449C. 449. (C) Write an expression for \( f(t) \) = total amount of water in the barrel at time \( t \).
\( f(t) = 200 - \int_0^t 15\sin(\frac{\pi x}{30})\,dx = 200 + \frac{450}{\pi}(\cos(\frac{\pi t}{30})-1) \).
449D. 449. (D) At what \( t \) to the nearest minute will there be 100 gal remaining?
Solve \( 100 = 200 - \int_0^a 15\sin(\frac{\pi t}{30})\,dt \) ⇒ \( \cos(\frac{\pi a}{30}) \approx 0.302 \) ⇒ \( a \approx 12 \) min.
450A. BC 450. \( \frac{dP}{dt} = \frac{1}{7}P(1-\frac{P}{21}) \). (A) If \( P(0) = 15 \), what is \( \lim_{t \to \infty} P(t) \)?
Logistic with carrying capacity 21; \( \lim_{t \to \infty} P(t) = 21 \).
450B. 450. (B) For what value of \( P \) is the population growing fastest?
Growth rate \( \frac{dP}{dt} \) is maximum when \( P = \frac{K}{2} = \frac{21}{2} = 10.5 \).

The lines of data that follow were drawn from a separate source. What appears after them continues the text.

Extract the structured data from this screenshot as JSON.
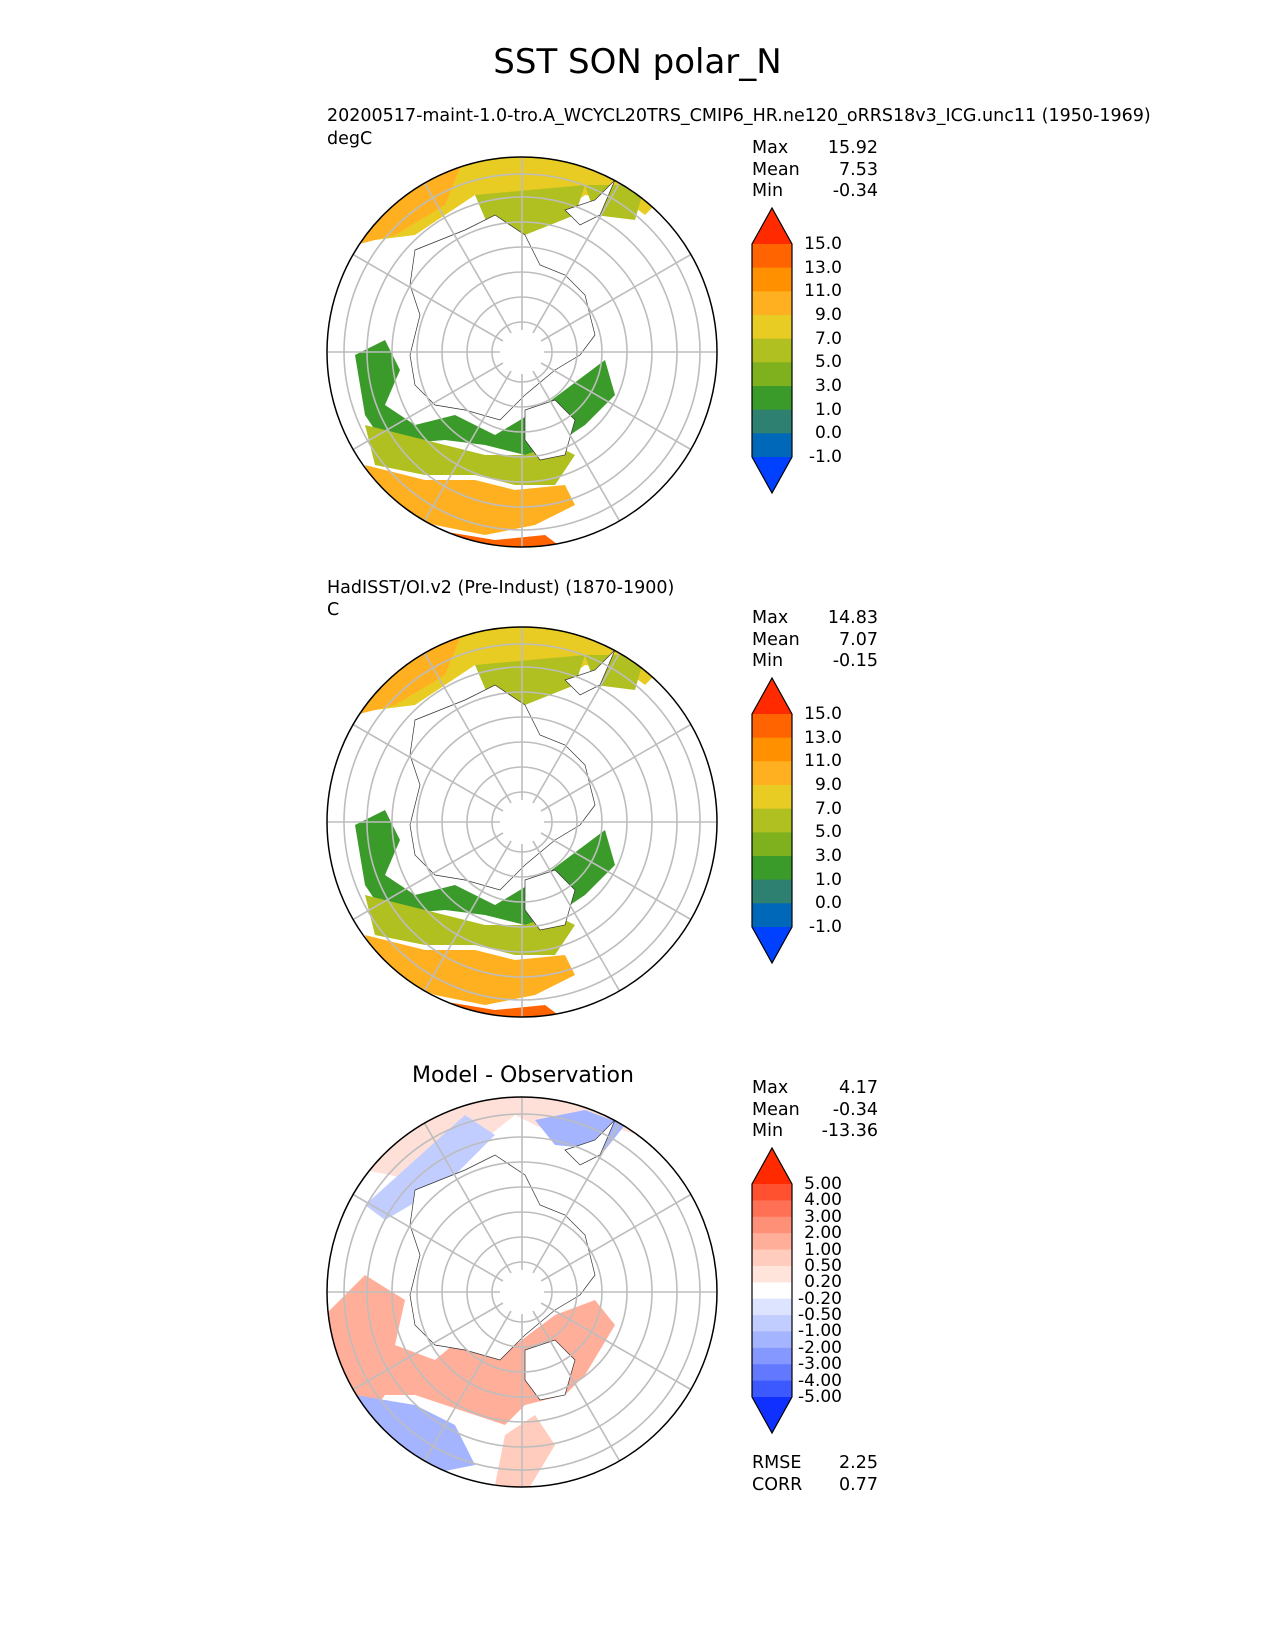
{
  "figure": {
    "title": "SST SON polar_N"
  },
  "panels": [
    {
      "id": "model",
      "title": "",
      "subtitle": "20200517-maint-1.0-tro.A_WCYCL20TRS_CMIP6_HR.ne120_oRRS18v3_ICG.unc11 (1950-1969)",
      "units": "degC",
      "stats": [
        {
          "label": "Max",
          "value": "15.92"
        },
        {
          "label": "Mean",
          "value": "7.53"
        },
        {
          "label": "Min",
          "value": "-0.34"
        }
      ],
      "colorbar": {
        "labels": [
          "15.0",
          "13.0",
          "11.0",
          "9.0",
          "7.0",
          "5.0",
          "3.0",
          "1.0",
          "0.0",
          "-1.0"
        ],
        "colors": [
          "#ff2a00",
          "#ff6400",
          "#ff9000",
          "#ffb020",
          "#e8cc24",
          "#b0c020",
          "#7fb01e",
          "#3a9a2a",
          "#2e8070",
          "#0068b8",
          "#0040ff"
        ],
        "extend": "both"
      }
    },
    {
      "id": "obs",
      "title": "",
      "subtitle": "HadISST/OI.v2 (Pre-Indust) (1870-1900)",
      "units": "C",
      "stats": [
        {
          "label": "Max",
          "value": "14.83"
        },
        {
          "label": "Mean",
          "value": "7.07"
        },
        {
          "label": "Min",
          "value": "-0.15"
        }
      ],
      "colorbar": {
        "labels": [
          "15.0",
          "13.0",
          "11.0",
          "9.0",
          "7.0",
          "5.0",
          "3.0",
          "1.0",
          "0.0",
          "-1.0"
        ],
        "colors": [
          "#ff2a00",
          "#ff6400",
          "#ff9000",
          "#ffb020",
          "#e8cc24",
          "#b0c020",
          "#7fb01e",
          "#3a9a2a",
          "#2e8070",
          "#0068b8",
          "#0040ff"
        ],
        "extend": "both"
      }
    },
    {
      "id": "diff",
      "title": "Model - Observation",
      "subtitle": "",
      "units": "",
      "stats": [
        {
          "label": "Max",
          "value": "4.17"
        },
        {
          "label": "Mean",
          "value": "-0.34"
        },
        {
          "label": "Min",
          "value": "-13.36"
        }
      ],
      "metrics": [
        {
          "label": "RMSE",
          "value": "2.25"
        },
        {
          "label": "CORR",
          "value": "0.77"
        }
      ],
      "colorbar": {
        "labels": [
          "5.00",
          "4.00",
          "3.00",
          "2.00",
          "1.00",
          "0.50",
          "0.20",
          "-0.20",
          "-0.50",
          "-1.00",
          "-2.00",
          "-3.00",
          "-4.00",
          "-5.00"
        ],
        "colors": [
          "#ff2a00",
          "#ff5030",
          "#ff7055",
          "#ff9078",
          "#ffae9a",
          "#ffccbe",
          "#ffe4dc",
          "#ffffff",
          "#dde4ff",
          "#c2cdff",
          "#a4b4ff",
          "#8498ff",
          "#6278ff",
          "#3c58ff",
          "#1030ff"
        ],
        "extend": "both"
      }
    }
  ]
}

450C. 450. (C) A population \( Q \) satisfies \( \frac{dQ}{dt} = \frac{1}{7}Q(1-\frac{t}{21}) \) with \( Q(0) = 10 \). Find \( Q(t) \).
Separate: \( \frac{dQ}{Q} = \frac{1}{7}(1-\frac{t}{21})\,dt \); \( \ln|Q| = \frac{t}{7} - \frac{t^2}{294} + C \); \( Q(t) = 10e^{t/7 - t^2/294} \).
450D. 450. (D) For \( Q \) in (c), what is \( \lim_{t \to \infty} Q(t) \)?
Exponent \( \frac{t}{7} - \frac{t^2}{294} \to -\infty \) as \( t \to \infty \); so \( \lim Q(t) = 0 \).